The present study investigated the effect of the new ACE-inhibitor moexipril versus the beta 1-adrenergic blocker atenolol on metabolic parameters, adverse events (AEs) and sitting systolic (SSBP) and sitting diastolic blood pressure (SDBP) in obese postmenopausal women with hypertension (stage I and II). After a 4-week placebo run-in phase, 116 obese, postmenopausal women with primary hypertension were randomised into two treatment groups receiving once daily dosages of either moexipril 7.5 mg or atenolol 25 mg initially (mean age: 57 +/- 7 years in both groups; mean weight: 94 kg in the moexipril group and 89 kg in the atenolol group, corresponding to a body mass index (BMI) of 35.2 kg/m2 and 34.1 kg/m2 in both groups, respectively). After 4 and 8 weeks, the dosages were uptitrated to moexipril 15 mg, or if necessary to moexipril 15 mg/hydrochlorothiazide (HCTZ) 25 mg, or to atenolol 50 mg and atenolol 50 mg/HCTZ 25 mg, in patients whose blood pressure was not sufficiently controlled. At endpoint, metabolic parameters (total cholesterol, triglycerides, LDL, HDL, glucose, insulin) were not significantly altered in either treatment group. Most frequent adverse events under monotherapy (moexipril/atenolol) were asthenia (5.3/13.0%), headache (13.2/21.7%), cough (7.9/6.5%), pharyngitis (21.1/8.7%) and peripheral oedema (5.3/13.0%). Overall at least one AE was reported in 66% of the patients treated with moexipril and in 78% of those treated with atenolol. Reduction of SSBP/SDBP at endpoint was 14.7 +/- 1.9/10.0 +/- 1.1 and 8.7 +/- 1.9/8.4 +/- 1.1 mmHg after treatment with moexipril and atenolol, respectively. The results showed that moexipril and atenolol are equally effective in reducing blood pressure without adversely affecting blood lipids and carbohydrate metabolism.
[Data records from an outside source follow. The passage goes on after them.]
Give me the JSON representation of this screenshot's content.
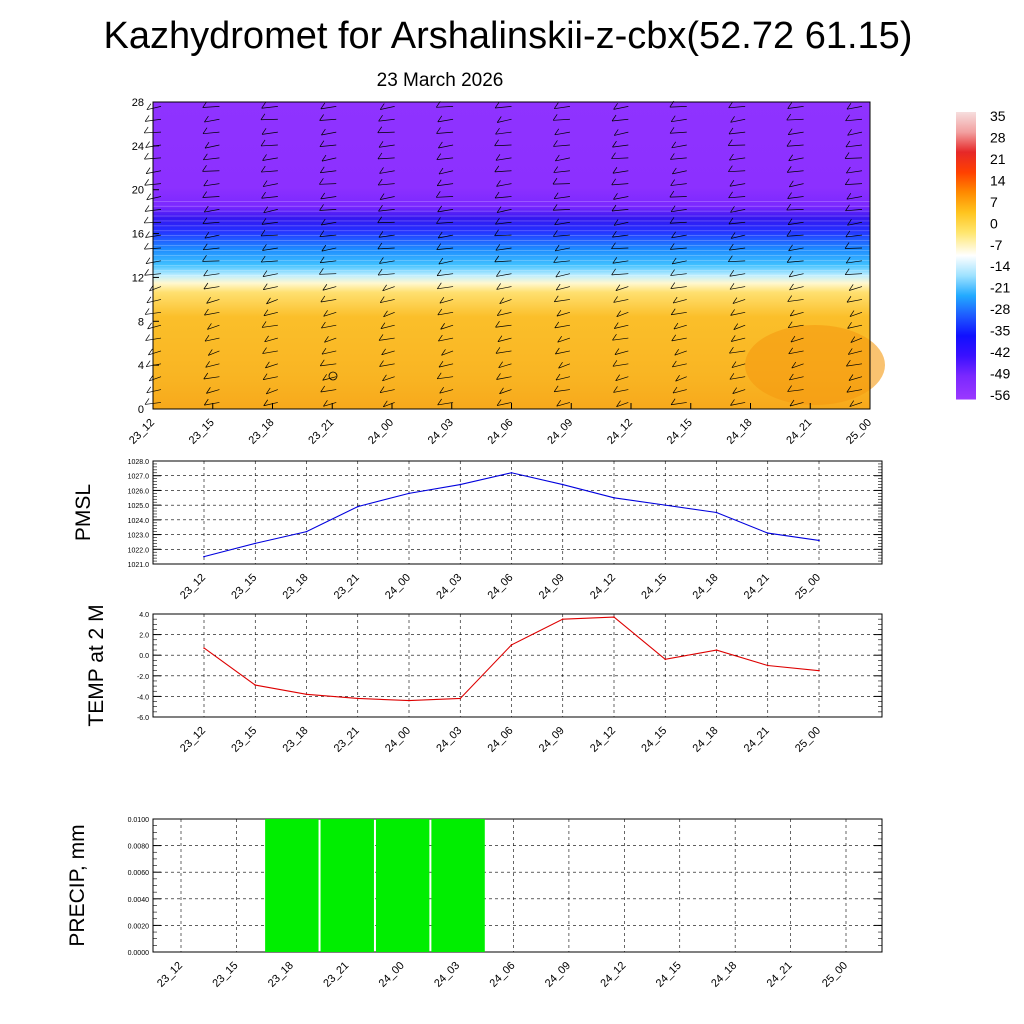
{
  "title": "Kazhydromet for Arshalinskii-z-cbx(52.72 61.15)",
  "subtitle": "23 March 2026",
  "time_labels": [
    "23_12",
    "23_15",
    "23_18",
    "23_21",
    "24_00",
    "24_03",
    "24_06",
    "24_09",
    "24_12",
    "24_15",
    "24_18",
    "24_21",
    "25_00"
  ],
  "colorbar": {
    "labels": [
      "35",
      "28",
      "21",
      "14",
      "7",
      "0",
      "-7",
      "-14",
      "-21",
      "-28",
      "-35",
      "-42",
      "-49",
      "-56"
    ],
    "colors": [
      "#ffffff",
      "#f2b4b4",
      "#e83030",
      "#ff5a00",
      "#ff9a00",
      "#ffd21e",
      "#fff5a0",
      "#ffffff",
      "#a0e6ff",
      "#28b4ff",
      "#1e64ff",
      "#0000ff",
      "#5a14ff",
      "#9632ff"
    ]
  },
  "chart_data": [
    {
      "type": "heatmap",
      "title": "",
      "ylabel": "",
      "ylim": [
        0,
        28
      ],
      "yticks": [
        "0",
        "4",
        "8",
        "12",
        "16",
        "20",
        "24",
        "28"
      ],
      "categories": [
        "23_12",
        "23_15",
        "23_18",
        "23_21",
        "24_00",
        "24_03",
        "24_06",
        "24_09",
        "24_12",
        "24_15",
        "24_18",
        "24_21",
        "25_00"
      ],
      "value_units": "temperature",
      "levels_temperature": [
        {
          "level": 0,
          "value": 5
        },
        {
          "level": 4,
          "value": 4
        },
        {
          "level": 8,
          "value": 2
        },
        {
          "level": 11,
          "value": -3
        },
        {
          "level": 12,
          "value": -14
        },
        {
          "level": 14,
          "value": -30
        },
        {
          "level": 16,
          "value": -45
        },
        {
          "level": 18,
          "value": -56
        },
        {
          "level": 20,
          "value": -60
        },
        {
          "level": 28,
          "value": -60
        }
      ],
      "overlay": "wind barbs",
      "colors": {
        "warm": "#f9b21a",
        "cold": "#9632ff"
      }
    },
    {
      "type": "line",
      "ylabel": "PMSL",
      "ylim": [
        1021.0,
        1028.0
      ],
      "yticks": [
        "1021.0",
        "1022.0",
        "1023.0",
        "1024.0",
        "1025.0",
        "1026.0",
        "1027.0",
        "1028.0"
      ],
      "categories": [
        "23_12",
        "23_15",
        "23_18",
        "23_21",
        "24_00",
        "24_03",
        "24_06",
        "24_09",
        "24_12",
        "24_15",
        "24_18",
        "24_21",
        "25_00"
      ],
      "series": [
        {
          "values": [
            1021.5,
            1022.4,
            1023.2,
            1024.9,
            1025.8,
            1026.4,
            1027.2,
            1026.4,
            1025.5,
            1025.0,
            1024.5,
            1023.1,
            1022.6
          ],
          "color": "#0000dd"
        }
      ],
      "grid": true
    },
    {
      "type": "line",
      "ylabel": "TEMP at 2 M",
      "ylim": [
        -6.0,
        4.0
      ],
      "yticks": [
        "-6.0",
        "-4.0",
        "-2.0",
        "0.0",
        "2.0",
        "4.0"
      ],
      "categories": [
        "23_12",
        "23_15",
        "23_18",
        "23_21",
        "24_00",
        "24_03",
        "24_06",
        "24_09",
        "24_12",
        "24_15",
        "24_18",
        "24_21",
        "25_00"
      ],
      "series": [
        {
          "values": [
            0.7,
            -2.9,
            -3.8,
            -4.2,
            -4.4,
            -4.2,
            1.0,
            3.5,
            3.7,
            -0.4,
            0.5,
            -1.0,
            -1.5
          ],
          "color": "#dd0000"
        }
      ],
      "grid": true
    },
    {
      "type": "bar",
      "ylabel": "PRECIP, mm",
      "ylim": [
        0.0,
        0.01
      ],
      "yticks": [
        "0.0000",
        "0.0020",
        "0.0040",
        "0.0060",
        "0.0080",
        "0.0100"
      ],
      "categories": [
        "23_12",
        "23_15",
        "23_18",
        "23_21",
        "24_00",
        "24_03",
        "24_06",
        "24_09",
        "24_12",
        "24_15",
        "24_18",
        "24_21",
        "25_00"
      ],
      "values": [
        0,
        0,
        0.01,
        0.01,
        0.01,
        0.01,
        0,
        0,
        0,
        0,
        0,
        0,
        0
      ],
      "color": "#00ee00",
      "grid": true
    }
  ]
}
本研究调查了新型血管紧张素转换酶抑制剂(ACE 抑制剂)莫昔普利与β1 肾上腺素能阻滞剂阿替洛尔对肥胖绝经后高血压(I 期和 II 期)女性代谢参数、不良事件(AE)以及坐位收缩压(SSBP)和坐位舒张压(SDBP)的影响。经过 4 周的安慰剂导入期后,116 名肥胖绝经后原发性高血压女性被随机分为两个治疗组,最初分别接受每日一次剂量的莫昔普利 7.5 mg 或阿替洛尔 25 mg(两组平均年龄:57±7 岁;莫昔普利组平均体重:94 kg,阿替洛尔组平均体重:89 kg,两组的体重指数(BMI)分别对应 35.2 kg/m²和 34.1 kg/m²)。4 周和 8 周后,对于血压控制不佳的患者,将剂量上调至莫昔普利 15 mg,或必要时调整为莫昔普利 15 mg/氢氯噻嗪(HCTZ)25 mg,或阿替洛尔 50 mg 以及阿替洛尔 50 mg/HCTZ 25 mg。在研究终点,两个治疗组的代谢参数(总胆固醇、甘油三酯、低密度脂蛋白、高密度脂蛋白、血糖、胰岛素)均未发生显著改变。单一疗法(莫昔普利/阿替洛尔)下最常见的不良事件为乏力(5.3%/13.0%)、头痛(13.2%/21.7%)、咳嗽(7.9%/6.5%)、咽炎(21.1%/8.7%)和外周水肿(5.3%/13.0%)。总体而言,接受莫昔普利治疗的患者中有 66%报告了至少一种不良事件,接受阿替洛尔治疗的患者中有 78%报告了至少一种不良事件。在研究终点,莫昔普利和阿替洛尔治疗后 SSBP/SDBP 的降低幅度分别为 14.7±1.9/10.0±1.1 mmHg 和 8.7±1.9/8.4±1.1 mmHg。结果表明,莫昔普利和阿替洛尔在降低血压方面同样有效,且不会对血脂和碳水化合物代谢产生不利影响。